Got another form rejection letter today.

It’s a good thing I’m a comic; rejection is like my oldest friend. In comedy, rejection is visceral and immediate. It come in the form of silence, or uncomfortable huh-huh-ing, or a gasp (usually when your over-the-top joke gets taken a little too seriously – one of the pitfalls of being so good at the deadpan). Sometimes, you’ll get that sweet, stinging slap of a boo. That always makes me smile. Not to sound too full of myself, but the ‘boo’ doesn’t happen to me very often. When I get one, it’s almost like a rare kind of applause break; I know I’ve really earned the audience’s reaction.

In writing, rejection is the distant and uninformative judgment of people you’ll never meet. Not that they are to be counted cold for the form rejection; at least they replied. The wall-of-silence rejection is the one that gets under your skin. Even then, I don’t blame the agents. They don’t mean it personally; they’re not even saying your work isn’t any good. It’s just not right for that particular agent.

However, the unfortunate truth is that the wall-of-silence and form rejections lack one thing the visceral, immediate reaction of a comedy crowd does not: Something to learn from. The worst part is, there’s no way around it. Literary Agents are deluged with submissions on a daily basis. They’d starve trying to explain why they rejected everyone’s work. So, they don’t. And the writer is forced to shrug and move on.
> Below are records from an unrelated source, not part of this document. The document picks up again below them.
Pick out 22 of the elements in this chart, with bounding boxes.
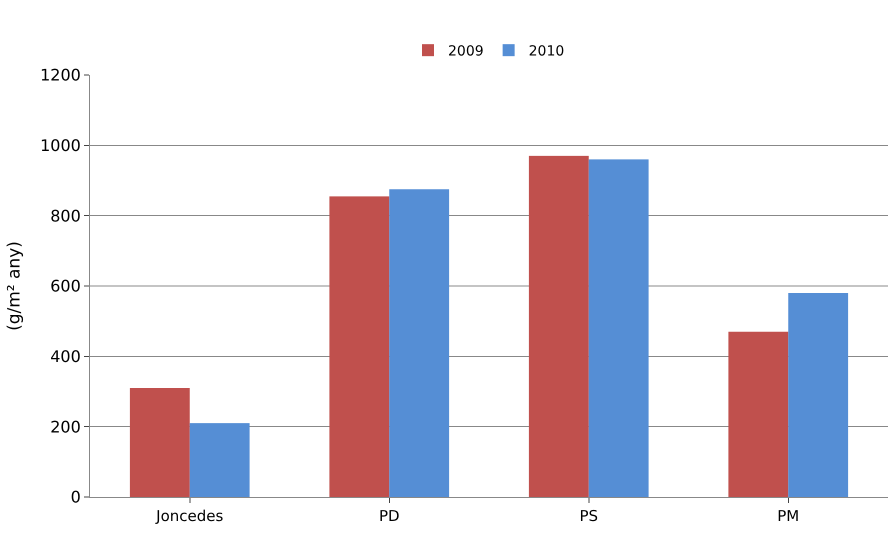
y-tick-label: 200 (50, 417, 81, 436)
y-tick-label: 1200 (40, 66, 81, 85)
y-tick-label: 800 (50, 206, 81, 226)
legend-label: 2010 (528, 44, 564, 60)
bar (728, 332, 788, 497)
y-tick-label: 400 (50, 346, 81, 366)
bar (528, 156, 589, 497)
bar (190, 423, 250, 497)
y-axis-title: (g/m² any) (4, 241, 25, 331)
legend-label: 2009 (448, 44, 484, 60)
y-tick-label: 600 (50, 276, 81, 296)
x-tick-label: PM (777, 507, 800, 525)
y-tick-label: 0 (70, 488, 81, 507)
y-tick-label: 1000 (40, 136, 81, 155)
bar (389, 189, 450, 497)
bar (329, 196, 390, 497)
bar (788, 293, 848, 497)
x-tick-label: PD (378, 507, 400, 525)
bar (130, 388, 190, 497)
x-tick-label: PS (579, 507, 598, 525)
bar (588, 159, 649, 497)
x-tick-label: Joncedes (155, 507, 224, 525)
Mind you, if you’ve gone through a hundred queries and never received so much as a nibble, perhaps you might want to reconsider what you’re doing. Of course, there’s no way – easy or otherwise – to pinpoint the specific problem. Oh, you can pore through a slew of blogs and a near-infinite number of essays on the topic(s) of manuscript submission/querying, but once you eliminate the ten to twenty common sense, glaring errors, it’s a complete guessing game.

I haven’t reached the oh-crap-I-must-be-doing-something-seriously-wrong point. I haven’t submitted enough. For now, I’m in shrug-and-move-on mode. Which, at this point, is defined as “burying myself in a new project until I get picked up, or until everyone on my current list rejects me, whereupon I go to my next-in-line crop of agencies, and repeat the process”.
Meanwhile, NoMeansNo’s Tired Of Waiting is on infinite loop in the iPod™ of my mind.

Looking forward to the next, fleeting glimmer of hope known as the unopened query response letter/email.